The next morning I got up, put some pants on, and went to let Gracie out. I was greeted by Alaska sitting at the kitchen table with her head in her head. I put Gracie outside and walked up to her at the table. I rubbed her back, and she peered up at me with tired eyes.
"You okay?" I said sitting down next to her.
"Yeah, i'm just tired and didn't get much sleep." I knew she was lying the moment the words came out of her mouth. I raised my eyebrows, and she caught on to what I was doing.
"I promise E. I'm Okay." She said with wide eyes, " Have you talk to my mom at all?" She said looking down. So this is what this is about.
"When I go into work this morning I will stop by on my way and see, but you should know. I cant always tell you things. Its for your own safety. Its just how things are." I said looking at her with worry linked into my voice.
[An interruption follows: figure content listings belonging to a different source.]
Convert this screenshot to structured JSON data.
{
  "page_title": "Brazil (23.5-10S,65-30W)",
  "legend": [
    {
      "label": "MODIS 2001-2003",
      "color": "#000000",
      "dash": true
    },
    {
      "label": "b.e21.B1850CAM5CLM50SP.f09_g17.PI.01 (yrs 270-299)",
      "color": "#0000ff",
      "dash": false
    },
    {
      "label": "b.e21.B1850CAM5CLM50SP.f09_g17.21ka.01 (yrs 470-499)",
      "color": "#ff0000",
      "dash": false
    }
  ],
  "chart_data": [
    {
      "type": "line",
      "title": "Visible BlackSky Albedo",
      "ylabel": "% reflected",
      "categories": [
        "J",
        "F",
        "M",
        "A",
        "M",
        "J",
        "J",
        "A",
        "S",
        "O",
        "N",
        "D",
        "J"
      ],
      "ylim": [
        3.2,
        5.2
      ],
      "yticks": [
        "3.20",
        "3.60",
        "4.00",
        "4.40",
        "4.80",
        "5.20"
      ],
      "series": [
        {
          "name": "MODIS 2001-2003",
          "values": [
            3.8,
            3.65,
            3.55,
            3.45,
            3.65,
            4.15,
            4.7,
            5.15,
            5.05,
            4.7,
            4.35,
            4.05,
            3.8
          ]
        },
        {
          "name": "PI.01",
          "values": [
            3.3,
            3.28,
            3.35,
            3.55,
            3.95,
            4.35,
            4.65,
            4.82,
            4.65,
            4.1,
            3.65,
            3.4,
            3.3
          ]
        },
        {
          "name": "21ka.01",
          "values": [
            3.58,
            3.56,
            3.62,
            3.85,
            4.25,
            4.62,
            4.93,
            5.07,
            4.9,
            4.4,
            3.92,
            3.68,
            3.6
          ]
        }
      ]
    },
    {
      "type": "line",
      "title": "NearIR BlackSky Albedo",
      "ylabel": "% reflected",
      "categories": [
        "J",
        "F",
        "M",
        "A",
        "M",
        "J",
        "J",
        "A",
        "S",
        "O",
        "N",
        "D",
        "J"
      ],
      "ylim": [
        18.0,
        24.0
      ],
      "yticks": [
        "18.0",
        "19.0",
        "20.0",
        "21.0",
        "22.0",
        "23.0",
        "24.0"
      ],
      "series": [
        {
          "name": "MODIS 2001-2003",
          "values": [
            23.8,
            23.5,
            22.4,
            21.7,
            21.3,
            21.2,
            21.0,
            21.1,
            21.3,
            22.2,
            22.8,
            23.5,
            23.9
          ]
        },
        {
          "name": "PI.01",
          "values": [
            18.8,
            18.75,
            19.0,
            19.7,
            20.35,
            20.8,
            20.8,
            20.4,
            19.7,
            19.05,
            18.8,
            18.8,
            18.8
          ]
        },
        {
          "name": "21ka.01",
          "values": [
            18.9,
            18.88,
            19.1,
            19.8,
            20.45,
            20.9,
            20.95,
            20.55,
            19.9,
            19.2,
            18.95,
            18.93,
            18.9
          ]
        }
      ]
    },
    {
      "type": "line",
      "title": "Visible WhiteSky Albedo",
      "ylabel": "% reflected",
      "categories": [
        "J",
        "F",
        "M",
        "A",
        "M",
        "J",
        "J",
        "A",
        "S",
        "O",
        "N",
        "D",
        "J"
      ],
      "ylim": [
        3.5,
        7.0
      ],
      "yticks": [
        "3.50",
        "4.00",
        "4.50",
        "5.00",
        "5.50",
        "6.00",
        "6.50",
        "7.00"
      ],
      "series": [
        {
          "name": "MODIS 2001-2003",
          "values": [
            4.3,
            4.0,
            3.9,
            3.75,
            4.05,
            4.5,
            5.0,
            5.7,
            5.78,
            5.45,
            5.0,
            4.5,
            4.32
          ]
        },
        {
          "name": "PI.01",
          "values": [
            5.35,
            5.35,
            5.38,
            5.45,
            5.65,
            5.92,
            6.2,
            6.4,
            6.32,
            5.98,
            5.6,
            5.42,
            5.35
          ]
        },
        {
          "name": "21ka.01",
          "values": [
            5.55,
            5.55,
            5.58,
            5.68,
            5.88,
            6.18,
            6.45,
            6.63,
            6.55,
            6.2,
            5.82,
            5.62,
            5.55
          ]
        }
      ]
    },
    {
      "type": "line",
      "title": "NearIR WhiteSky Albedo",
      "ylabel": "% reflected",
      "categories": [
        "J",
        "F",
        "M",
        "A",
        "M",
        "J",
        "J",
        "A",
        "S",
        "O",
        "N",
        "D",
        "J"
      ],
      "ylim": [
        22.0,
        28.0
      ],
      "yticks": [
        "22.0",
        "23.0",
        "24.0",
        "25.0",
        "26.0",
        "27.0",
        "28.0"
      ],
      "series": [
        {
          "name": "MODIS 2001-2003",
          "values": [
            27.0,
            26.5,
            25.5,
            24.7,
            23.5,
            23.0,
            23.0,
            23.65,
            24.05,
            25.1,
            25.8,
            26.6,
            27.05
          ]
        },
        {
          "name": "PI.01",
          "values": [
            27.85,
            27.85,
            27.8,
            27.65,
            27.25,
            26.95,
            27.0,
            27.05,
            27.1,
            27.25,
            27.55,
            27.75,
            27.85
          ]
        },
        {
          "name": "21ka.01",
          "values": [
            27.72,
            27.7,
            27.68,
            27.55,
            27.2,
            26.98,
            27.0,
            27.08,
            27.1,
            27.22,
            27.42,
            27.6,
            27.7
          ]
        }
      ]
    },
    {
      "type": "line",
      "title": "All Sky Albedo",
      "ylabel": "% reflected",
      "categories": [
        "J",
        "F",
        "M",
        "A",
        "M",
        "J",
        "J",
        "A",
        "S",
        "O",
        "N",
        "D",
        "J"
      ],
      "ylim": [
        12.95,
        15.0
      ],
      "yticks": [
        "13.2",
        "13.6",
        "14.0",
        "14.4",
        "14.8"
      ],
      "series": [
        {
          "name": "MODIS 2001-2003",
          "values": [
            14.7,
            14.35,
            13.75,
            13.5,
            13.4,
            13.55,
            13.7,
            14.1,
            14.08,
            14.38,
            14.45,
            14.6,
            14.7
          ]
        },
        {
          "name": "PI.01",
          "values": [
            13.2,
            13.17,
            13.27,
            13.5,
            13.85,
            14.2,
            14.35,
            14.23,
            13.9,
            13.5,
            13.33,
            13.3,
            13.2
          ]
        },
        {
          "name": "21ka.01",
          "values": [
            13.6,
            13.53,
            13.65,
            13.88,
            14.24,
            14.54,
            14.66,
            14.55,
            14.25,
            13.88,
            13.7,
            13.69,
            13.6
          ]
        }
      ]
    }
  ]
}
"I know E. I know you will make it your goal for me to get home. You always do." She kissed my cheek and went off to her room.
The problem was I don't think this time she will be able to go back. The judge is going to see this is the fourth or fifth time her mom has done this within the past two years. The odds are not in her moms favor, and its going to be so hard on Alaska. and I don't even know if I will be able to adopt her. She has other family in another state. They aren't the best people, but they are way better then her mom. I was only able to be a temporary home for two weeks until I could find a true foster home for her. I got up from where I sat, let Gracie back inside, and then headed straight for my room. I got dressed in black slacks and a white blouse, put my hair up in a messy bun, said goodbye to the girls, and walked out the door. What was waiting for me was not going to be fun.